Friday, 21 May 2010

Nepal summary

Some tourists will recall the dawn chorus of hoicking and spitting as the sound of Nepal but for me the mesmerising rhythm of Buddhist monks chanting Om Mani Padme Hum will forever sing Nepal. It is said that visitors come to Nepal for the mountains but come back for the people - I will return.
Water: There is safe filtered drinking water stations on trekking routes which is far better than using endless plastic mineral water bottles.
Drinks: Wine - local clear fire water 'wine' in the hills. Beer - Nepal Ice or Everest pass muster. Tea - generally available but Ilam and other varieties from the east, near Darjeeling, far superior - I brought my own Ilam dunking bags. Coffee - variable.
Toilets: A mix of upright and squat in hotels, lodges, cafes and restaurants.

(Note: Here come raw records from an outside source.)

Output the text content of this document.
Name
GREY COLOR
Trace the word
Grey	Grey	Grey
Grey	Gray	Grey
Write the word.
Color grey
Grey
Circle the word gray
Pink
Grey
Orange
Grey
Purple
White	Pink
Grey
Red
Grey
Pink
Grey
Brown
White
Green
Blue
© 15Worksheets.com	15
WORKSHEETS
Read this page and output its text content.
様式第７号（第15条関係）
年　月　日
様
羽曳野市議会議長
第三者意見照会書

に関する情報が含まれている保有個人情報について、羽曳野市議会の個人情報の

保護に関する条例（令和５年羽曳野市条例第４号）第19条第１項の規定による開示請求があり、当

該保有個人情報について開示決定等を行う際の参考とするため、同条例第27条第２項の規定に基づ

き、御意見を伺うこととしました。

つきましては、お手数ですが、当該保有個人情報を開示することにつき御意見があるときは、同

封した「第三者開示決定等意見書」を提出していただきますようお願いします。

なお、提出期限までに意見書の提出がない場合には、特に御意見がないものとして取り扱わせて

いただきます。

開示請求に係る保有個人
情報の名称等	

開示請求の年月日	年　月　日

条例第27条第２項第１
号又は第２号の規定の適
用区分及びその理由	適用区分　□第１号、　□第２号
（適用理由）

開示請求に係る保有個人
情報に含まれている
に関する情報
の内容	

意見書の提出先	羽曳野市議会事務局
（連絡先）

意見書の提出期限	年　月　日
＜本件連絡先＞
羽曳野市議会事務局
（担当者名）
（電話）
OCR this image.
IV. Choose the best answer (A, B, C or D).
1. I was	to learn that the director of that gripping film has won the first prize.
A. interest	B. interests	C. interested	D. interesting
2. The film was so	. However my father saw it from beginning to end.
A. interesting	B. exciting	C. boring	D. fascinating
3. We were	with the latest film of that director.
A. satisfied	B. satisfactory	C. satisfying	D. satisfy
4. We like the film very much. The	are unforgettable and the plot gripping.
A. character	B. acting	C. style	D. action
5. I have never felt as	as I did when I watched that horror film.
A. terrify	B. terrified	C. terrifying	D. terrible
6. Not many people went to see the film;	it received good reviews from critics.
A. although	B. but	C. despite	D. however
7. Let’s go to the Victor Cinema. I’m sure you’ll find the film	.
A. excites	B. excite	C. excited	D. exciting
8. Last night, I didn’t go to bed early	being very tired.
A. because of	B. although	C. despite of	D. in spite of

Nepalese Rupee (currently £1 = 109 NRp).
Language: Namaste is hello, and then some, in Nepalese. Most people in the tourist trade can speak some English, even porters if you are prepared to listen.

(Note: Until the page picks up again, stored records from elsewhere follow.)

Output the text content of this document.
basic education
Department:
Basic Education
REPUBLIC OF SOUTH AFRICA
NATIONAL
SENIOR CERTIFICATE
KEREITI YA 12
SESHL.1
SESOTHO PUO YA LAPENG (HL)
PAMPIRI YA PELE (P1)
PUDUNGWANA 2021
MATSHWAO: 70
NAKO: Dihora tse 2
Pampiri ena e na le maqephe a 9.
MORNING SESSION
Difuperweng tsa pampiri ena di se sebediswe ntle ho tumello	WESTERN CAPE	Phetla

TICs: Helpful with free maps and advice.
Accommodation: Room only is the norm but in trekking areas you are expected to dine and breakfast at your lodge
Food: Dhal bhatt rules but smaller portions of more expensive western fare is usually available
Small local shops in Kathmandu and even smaller 'corner' stores elsewhere.
Transport: Buses and microbuses (minibuses) serve most destinations. Mountain ponies and mules work in the hills if you need them.

Medical: Good quality medical and dental care is available for a fee.